Luckily, when Crypto drops pretenses and busts out the ray gun, things get much more fun. You’ve got lots of tools to wreak mayhem upon humanity, including a lightning gun, a Mars Attacks-style disintegrator beam, and you can lift and throw stuff with your mind. Oh, and if my comment earlier made you curious, yes, there is a probe weapon, and it goes exactly where you’re thinking. Of course, no alien invader is complete without his flying saucer, armed with tractor beams and death rays to completely wreck a city for funsies. One new feature is a dashing ability that lets you zip around on jet skates, which, while not especially necessary since you already have a jetpack, earns tons of cool points.

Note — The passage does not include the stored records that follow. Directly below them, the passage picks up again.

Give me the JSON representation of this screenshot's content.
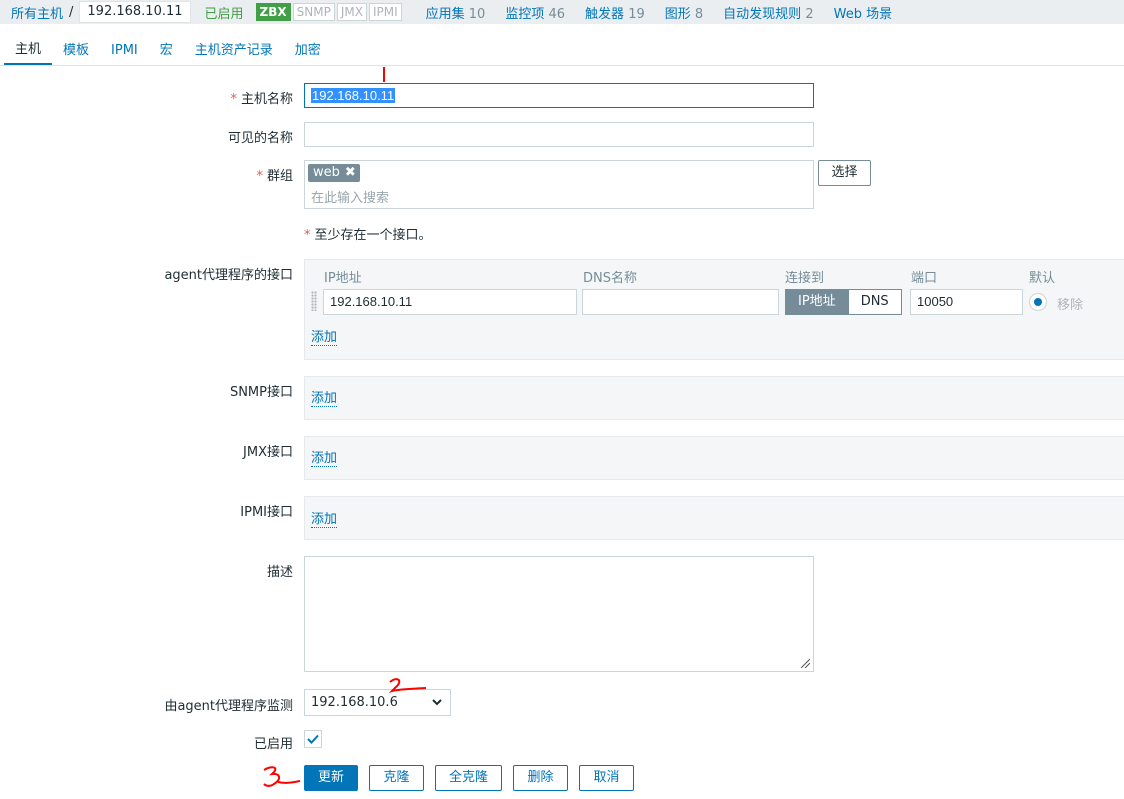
{
  "breadcrumb": {
    "all_hosts": "所有主机",
    "separator": "/",
    "current": "192.168.10.11",
    "status": "已启用",
    "availability": [
      "ZBX",
      "SNMP",
      "JMX",
      "IPMI"
    ],
    "links": [
      {
        "label": "应用集",
        "count": "10"
      },
      {
        "label": "监控项",
        "count": "46"
      },
      {
        "label": "触发器",
        "count": "19"
      },
      {
        "label": "图形",
        "count": "8"
      },
      {
        "label": "自动发现规则",
        "count": "2"
      },
      {
        "label": "Web 场景",
        "count": ""
      }
    ]
  },
  "tabs": [
    "主机",
    "模板",
    "IPMI",
    "宏",
    "主机资产记录",
    "加密"
  ],
  "form": {
    "hostname_label": "主机名称",
    "hostname_value": "192.168.10.11",
    "visible_name_label": "可见的名称",
    "visible_name_value": "",
    "groups_label": "群组",
    "group_chip": "web",
    "group_chip_remove": "✖",
    "group_placeholder": "在此输入搜索",
    "select_button": "选择",
    "required_marker": "*",
    "interface_note": "至少存在一个接口。",
    "agent_label": "agent代理程序的接口",
    "agent_headers": {
      "ip": "IP地址",
      "dns": "DNS名称",
      "connect": "连接到",
      "port": "端口",
      "default": "默认"
    },
    "agent_ip": "192.168.10.11",
    "agent_dns": "",
    "connect_ip": "IP地址",
    "connect_dns": "DNS",
    "agent_port": "10050",
    "remove": "移除",
    "add": "添加",
    "snmp_label": "SNMP接口",
    "jmx_label": "JMX接口",
    "ipmi_label": "IPMI接口",
    "description_label": "描述",
    "description_value": "",
    "proxy_label": "由agent代理程序监测",
    "proxy_value": "192.168.10.6",
    "enabled_label": "已启用",
    "enabled_checked": true
  },
  "buttons": {
    "update": "更新",
    "clone": "克隆",
    "full_clone": "全克隆",
    "delete": "删除",
    "cancel": "取消"
  },
  "annotations": [
    "1",
    "2",
    "3"
  ],
  "colors": {
    "accent": "#0275b8",
    "enabled_green": "#429e47",
    "required_red": "#e45959",
    "annotation_red": "#ff0000"
  }
}
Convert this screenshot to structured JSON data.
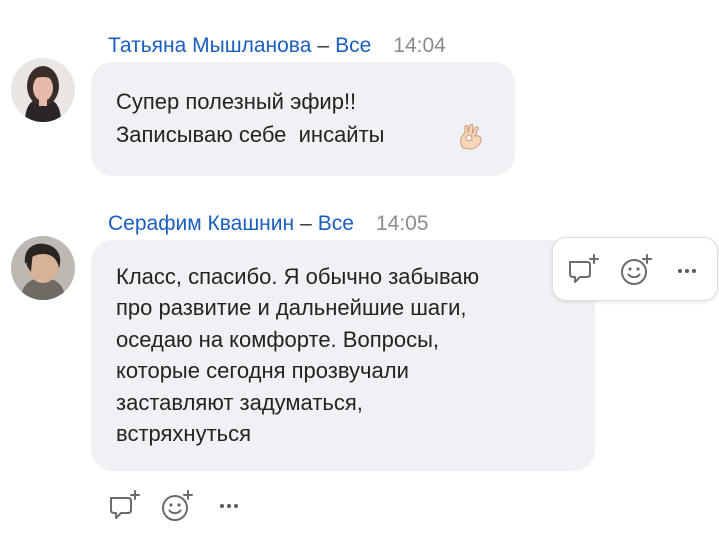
{
  "messages": [
    {
      "sender": "Татьяна Мышланова",
      "separator": "–",
      "recipient": "Все",
      "time": "14:04",
      "text_lines": [
        "Супер полезный эфир!!",
        "Записываю себе  инсайты"
      ],
      "emoji": "ok-hand-emoji",
      "avatar": "female-avatar-photo"
    },
    {
      "sender": "Серафим Квашнин",
      "separator": "–",
      "recipient": "Все",
      "time": "14:05",
      "text_lines": [
        "Класс, спасибо. Я обычно забываю",
        "про развитие и дальнейшие шаги,",
        "оседаю на комфорте. Вопросы,",
        "которые сегодня прозвучали",
        "заставляют задуматься,",
        "встряхнуться"
      ],
      "avatar": "male-avatar-photo"
    }
  ],
  "actions": {
    "reply_icon": "reply-comment-plus-icon",
    "reaction_icon": "add-reaction-smiley-icon",
    "more_icon": "more-dots-icon"
  },
  "colors": {
    "name": "#1a5fc0",
    "time": "#8c8c8c",
    "bubble": "#f1f1f5",
    "text": "#232323",
    "icon": "#6b6b6b"
  }
}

Compared to modern sandbox games, Destroy All Humans! is a lot smaller in scale, but it’s a little tighter for it. When you clear a mission in a new map area, you get access to a free roam where you can hunt down drones, complete a couple of challenges, or just terrorize the populace, all to obtain more DNA. More DNA means more upgrades for your ship, weapons, and abilities. It’s a simple cycle, but it’s a pleasant simplicity.
Despite some quirks arising from the remake process, Destroy All Humans! is still as fun a game as it was 15 years ago. While not all of the modernization efforts hit the mark, the ones that do are welcome improvements. If you don’t mind some old groaner jokes and a spot of wonky AI, it’ll make for some great stress relief.